In case you have been living in a closet for the past two months, I'll go ahead and let you know that commodities such as corn, wheat, and soybeans have been skyrocketing lately as a result of drought conditions in the Midwest. Many farmers are claiming this is the worst drought they've seen, and the effects of this decreased year of production will be broad-sweeping, and affect not only farmers, but essentially everyone who consumes or uses grains.
Below are a few charts of the grain futures, and as you can see, the moves over the past two months have been staggering. (Click on the charts below to enlarge).
While we don't trade commodity futures here at Schaeffer's, there are a few ways to profit from this recent drought phenomenon. The drought has led to less supply on the market, which in turn drives grain higher. As you can imagine, companies that require grains to support their businesses have been hurt badly because of increased operating costs. A few of these names include poultry producers Tyson Foods, Inc. (NYSE:TSN), Sanderson Farms, Inc. (NASDAQ:SAFM), and dairy producer Dean Foods Company (NYSE:DF). The correlation between these names and commodities is highly negative, which means that strength in commodities typically leads to weakness by these stocks, and vice-versa.
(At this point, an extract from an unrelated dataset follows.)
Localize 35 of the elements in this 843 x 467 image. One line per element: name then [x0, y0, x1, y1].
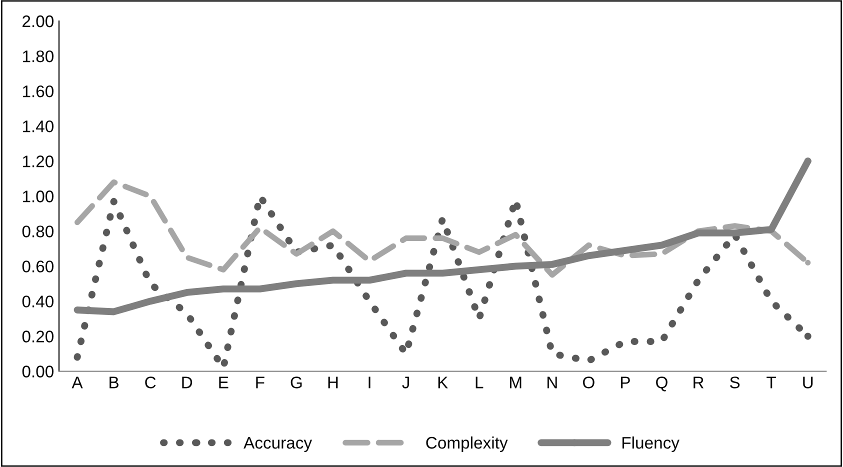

What's troublesome for these names is that this broad grain strength has coincided with a period of dollar appreciation and euro weakness. Commodities are priced in dollars, and a higher dollar typically leads to lower commodities, and vice-versa. However, this is a supply-side problem, and that cannot be fixed by further strengthening of the dollar.
The events that will transpire this week have major macroeconomic implications, many of which could cause the next big move in the grains space. Should there be some sort of dollar devaluation mechanism put in place, it is highly probable that grain prices will continue their sharp rally. In this case, it would be prudent to short the stocks mentioned above and/or go long some of the fertilizer names such as Mosaic Co (NYSE:MOS), Agrium Inc. (USA) (NYSE:AGU), or CF Industries Holdings, Inc. (NYSE:CF). Any stimulus should have a very net-positive effect on both the equity market and commodities. Additionally, the agricultural/fertilizer stocks should benefit greatly from such news.
Should there be no action announced by the Fed tomorrow and the European Central Bank (ECB) on Thursday, then it is likely that the current conditions of dollar strength and euro weakness will persist. In this case, the prudent play would be for a reversion to the mean, and TSN, SAFM, DF, etc. could outperform the market on a relative basis. In this case, buying one of these stocks against a short broad-market hedge makes a lot of sense to me.
The major rally to end last week is a signal to me that the market has priced in some sort of good news this week, and any disappointment on that front could lead to a sharp selloff. For this reason, I advise buying these names against a broad-market short hedge in hopes of relative outperformance.
The rest of the week should prove extremely interesting, and it will undoubtedly offer an ample amount of opportunity. After many weeks of choppy market action, some resolution to the current situation will be a breath of fresh air.
Going forward, keep a very close eye on the dollar and any macroeconomic news -- that information (and the market's reaction to that information) will be very telling as to the next big market move.